The framers of a planned Indiana University engineering program say the school will be more “small and focused” than others in the state. During an (i) on Education segment, Indianapolis-based First Internet Bancorp (Nasdaq: INBK) Chief Executive Officer David Becker, a member of the program's steering committee, said it will fill a need not currently being met by higher education. IU School of Informatics and Computing Dean Bobby Schnabel says the school will integrate knowledge from a multitude of IU programs, including mobile computing, big data, intelligent systems and many disciplines in the science department.

He says the push to establish the school is driven by data that suggest a serious regional need for the kind of expertise the program would provide.

Schnabel says nearby businesses such as Cummins Inc., Cook Medical and those connected to the Crane Naval Surface Warfare Center will directly benefit.

Source: Inside INdiana Business

News Release

Originally Posted April 23, 2015

Bloomington, Ind. — Several of Indiana's top business and industry leaders have joined together to lend their support and guidance to Indiana University as the institution moves to establish engineering degree programs at the Bloomington campus.

The IU Bloomington Engineering Advocacy and Advisory Board, chaired by Cook Group chairman Steve Ferguson, is forming to assist the university in its efforts to establish new engineering degree programs, focused primarily around intelligent systems disciplines, in preparation for the fall 2016 academic semester.

Last week, the Trustees of Indiana University passed a resolution endorsing the establishment of a new general engineering degree program at the bachelor's level, as well as a doctoral program. The degree proposals now go to the Indiana Commission for Higher Education for approval.

“The establishment of these new engineering degree programs is critically important to ensuring the continuing vitality of enterprises such as Cook, but more broadly the economic vibrancy of southwest central Indiana,” Ferguson said. “IU Bloomington is perfectly positioned to provide these essential programs that build directly on current campus strengths and will result in a pipeline of talented young professionals and create significant opportunities for collaborations with industry in the region.”

A study by the Batelle Technology Partnership Practice released in late 2014 identified the lack of engineering and applied technology programs at IU Bloomington as a serious threat to the economic future of the region. Specifically, the study noted that the “lack of an engineering or applied technology connection point with IU Bloomington makes it more difficult for regional manufacturers to find avenues in which to engage the university.”

In response to the Batelle study, IU President Michael A. McRobbie established a faculty committee, chaired by School of Informatics and Computing Dean Bobby Schnabel, to more fully assess and consider the prospect of establishing engineering degree programs. The committee recommended the university move ahead with a focused intelligent systems engineering program, which will be housed in the School of Informatics and Computing, to best leverage IU's strengths in this rapidly growing discipline.

The conclusions of the faculty committee were endorsed by a blue ribbon committee of external academic experts, chaired by former University of Michigan President James Duderstadt, to further review and assess IU's capabilities relative to establishing an engineering program.

In recommending that IU start an engineering program, the committee noted that IU Bloomington was at a disadvantage compared to the other leading research institutions in the prestigious Association of American Universities, all of which offer some form of engineering study.

“In an increasingly technology-driven world, a research university simply cannot be comprehensive without a significant engineering program any more than it can meet contemporary needs without other professional schools such as law, business and education,” the committee members wrote.

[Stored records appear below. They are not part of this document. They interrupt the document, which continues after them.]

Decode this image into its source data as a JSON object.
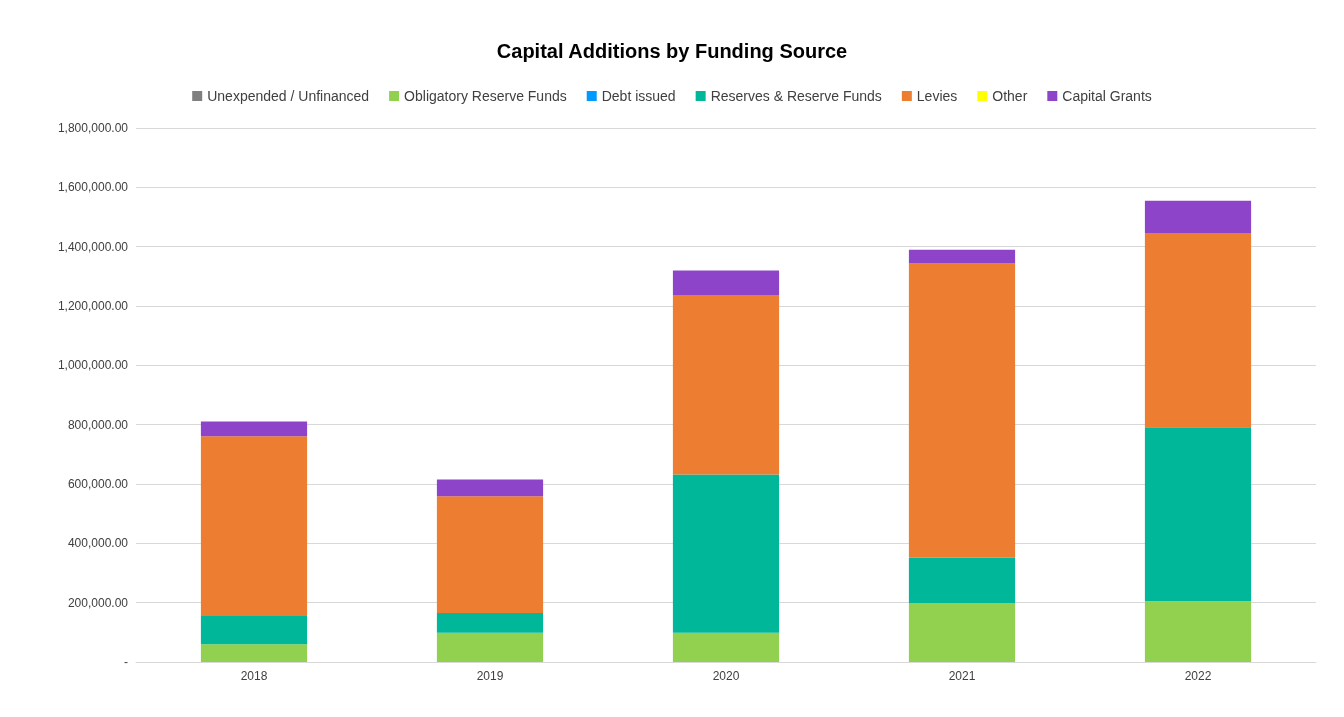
{
  "chart_data": {
    "type": "bar",
    "title": "Capital Additions by Funding Source",
    "stacked": true,
    "legend": "top",
    "grid": "y",
    "categories": [
      "2018",
      "2019",
      "2020",
      "2021",
      "2022"
    ],
    "series": [
      {
        "name": "Unexpended / Unfinanced",
        "color": "#7f7f7f",
        "values": [
          0,
          0,
          0,
          0,
          0
        ]
      },
      {
        "name": "Obligatory Reserve Funds",
        "color": "#92d050",
        "values": [
          60000,
          99000,
          99000,
          199000,
          205000
        ]
      },
      {
        "name": "Debt issued",
        "color": "#0099ff",
        "values": [
          0,
          0,
          0,
          0,
          0
        ]
      },
      {
        "name": "Reserves & Reserve Funds",
        "color": "#00b899",
        "values": [
          95000,
          66000,
          533000,
          152000,
          586000
        ]
      },
      {
        "name": "Levies",
        "color": "#ed7d31",
        "values": [
          606000,
          394000,
          605000,
          992000,
          655000
        ]
      },
      {
        "name": "Other",
        "color": "#ffff00",
        "values": [
          0,
          0,
          0,
          0,
          0
        ]
      },
      {
        "name": "Capital Grants",
        "color": "#8e44c8",
        "values": [
          50000,
          56000,
          83000,
          47000,
          109000
        ]
      }
    ],
    "ylim": [
      0,
      1800000
    ],
    "yticks": [
      {
        "value": 0,
        "label": "-"
      },
      {
        "value": 200000,
        "label": "200,000.00"
      },
      {
        "value": 400000,
        "label": "400,000.00"
      },
      {
        "value": 600000,
        "label": "600,000.00"
      },
      {
        "value": 800000,
        "label": "800,000.00"
      },
      {
        "value": 1000000,
        "label": "1,000,000.00"
      },
      {
        "value": 1200000,
        "label": "1,200,000.00"
      },
      {
        "value": 1400000,
        "label": "1,400,000.00"
      },
      {
        "value": 1600000,
        "label": "1,600,000.00"
      },
      {
        "value": 1800000,
        "label": "1,800,000.00"
      }
    ]
  }
}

Joining Ferguson are business and industry leaders from multiple sectors, including:

–David Becker, president and CEO, First Internet Bank

–Brian Blackwell, director of engagement, Naval Surface Warfare Center-Crane

–Don Brown, president and CEO, Interactive Intelligence

–Scott Dorsey, chairman, TinderBox

–Tim Hassinger, president and CEO, Dow AgroSciences

–Craig Neal Jones, personnel director, GM Powertrain, Bedford

–John C. Lechleiter, chairman, president and CEO, Eli Lilly and Co.

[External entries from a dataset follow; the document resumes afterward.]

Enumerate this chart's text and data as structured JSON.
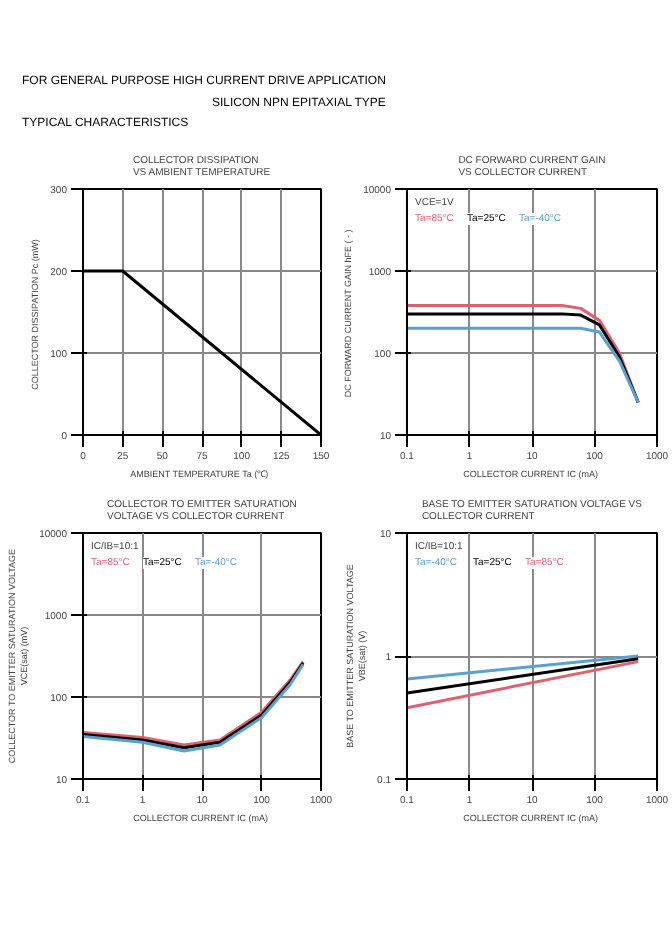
{
  "chart_data": [
    {
      "type": "line",
      "title": "COLLECTOR DISSIPATION\nVS AMBIENT TEMPERATURE",
      "xlabel": "AMBIENT TEMPERATURE  Ta  (℃)",
      "ylabel": "COLLECTOR DISSIPATION  Pc  (mW)",
      "x": [
        0,
        25,
        150
      ],
      "series": [
        {
          "color": "#000000",
          "values": [
            200,
            200,
            0
          ]
        }
      ],
      "xlim": [
        0,
        150
      ],
      "xticks": [
        0,
        25,
        50,
        75,
        100,
        125,
        150
      ],
      "ylim": [
        0,
        300
      ],
      "yticks": [
        0,
        100,
        200,
        300
      ],
      "grid": true,
      "annotations": [
        "FOR GENERAL PURPOSE HIGH CURRENT DRIVE APPLICATION",
        "SILICON NPN EPITAXIAL TYPE",
        "TYPICAL CHARACTERISTICS"
      ]
    },
    {
      "type": "line",
      "title": "DC FORWARD CURRENT GAIN\nVS COLLECTOR CURRENT",
      "xlabel": "COLLECTOR CURRENT  IC (mA)",
      "ylabel": "DC FORWARD CURRENT GAIN  hFE ( - )",
      "log": "xy",
      "x": [
        0.1,
        1,
        10,
        30,
        60,
        120,
        250,
        500
      ],
      "series": [
        {
          "name": "Ta=85°C",
          "color": "#e06070",
          "values": [
            380,
            380,
            380,
            380,
            350,
            250,
            100,
            25
          ]
        },
        {
          "name": "Ta=25°C",
          "color": "#000000",
          "values": [
            300,
            300,
            300,
            300,
            290,
            220,
            90,
            25
          ]
        },
        {
          "name": "Ta=-40°C",
          "color": "#5aa0d0",
          "values": [
            200,
            200,
            200,
            200,
            200,
            180,
            80,
            25
          ]
        }
      ],
      "xlim": [
        0.1,
        1000
      ],
      "xticks": [
        0.1,
        1,
        10,
        100,
        1000
      ],
      "ylim": [
        10,
        10000
      ],
      "yticks": [
        10,
        100,
        1000,
        10000
      ],
      "grid": true,
      "annotations": [
        "VCE=1V"
      ]
    },
    {
      "type": "line",
      "title": "COLLECTOR TO EMITTER SATURATION\nVOLTAGE VS COLLECTOR CURRENT",
      "xlabel": "COLLECTOR CURRENT  IC (mA)",
      "ylabel": "COLLECTOR TO EMITTER SATURATION VOLTAGE\nVCE(sat) (mV)",
      "log": "xy",
      "x": [
        0.1,
        1,
        5,
        20,
        100,
        300,
        500
      ],
      "series": [
        {
          "name": "Ta=85°C",
          "color": "#e06070",
          "values": [
            37,
            32,
            26,
            30,
            65,
            160,
            270
          ]
        },
        {
          "name": "Ta=25°C",
          "color": "#000000",
          "values": [
            35,
            30,
            24,
            28,
            60,
            150,
            260
          ]
        },
        {
          "name": "Ta=-40°C",
          "color": "#5aa0d0",
          "values": [
            33,
            28,
            22,
            26,
            56,
            140,
            250
          ]
        }
      ],
      "xlim": [
        0.1,
        1000
      ],
      "xticks": [
        0.1,
        1,
        10,
        100,
        1000
      ],
      "ylim": [
        10,
        10000
      ],
      "yticks": [
        10,
        100,
        1000,
        10000
      ],
      "grid": true,
      "annotations": [
        "IC/IB=10:1"
      ]
    },
    {
      "type": "line",
      "title": "BASE TO EMITTER SATURATION VOLTAGE VS\nCOLLECTOR CURRENT",
      "xlabel": "COLLECTOR CURRENT  IC (mA)",
      "ylabel": "BASE TO EMITTER SATURATION VOLTAGE\nVBE(sat) (V)",
      "log": "xy",
      "x": [
        0.1,
        500
      ],
      "series": [
        {
          "name": "Ta=-40°C",
          "color": "#5aa0d0",
          "values": [
            0.65,
            1.0
          ]
        },
        {
          "name": "Ta=25°C",
          "color": "#000000",
          "values": [
            0.5,
            0.95
          ]
        },
        {
          "name": "Ta=85°C",
          "color": "#e06070",
          "values": [
            0.38,
            0.9
          ]
        }
      ],
      "xlim": [
        0.1,
        1000
      ],
      "xticks": [
        0.1,
        1,
        10,
        100,
        1000
      ],
      "ylim": [
        0.1,
        10
      ],
      "yticks": [
        0.1,
        1,
        10
      ],
      "grid": true,
      "annotations": [
        "IC/IB=10:1"
      ]
    }
  ]
}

–Ray Niehaus, director, Center for Technology, Innovation and Manufacturing, Vincennes University Jasper

–Alisa Wright, CEO, BioConvergence

In his remarks to IU Trustees last week recommending their approval for the first two engineering degree programs, McRobbie noted the role IU must continue to play as an engine for economic growth in Indiana and how engineering will support that mission.

“As the economy becomes more technologically dependent, it is imperative that Indiana University Bloomington develop a culture of building and making if it is to reach its full potential as a research university and fully contribute to economic development in the state,” McRobbie said. “Key to such a culture is engineering.”

The board will provide ongoing advice and counsel to academic leaders associated with the creation of the engineering program to help ensure alignment with the needs of industry in the state.

“We are extremely gratified to have the support of many of the state's most talented and respected business leaders as we begin our work to develop engineering programs at IU Bloomington,” McRobbie said. “Their contributions will be invaluable as we strive to design degree tracks that will be attractive to future students and serve the economic needs of the state of Indiana.”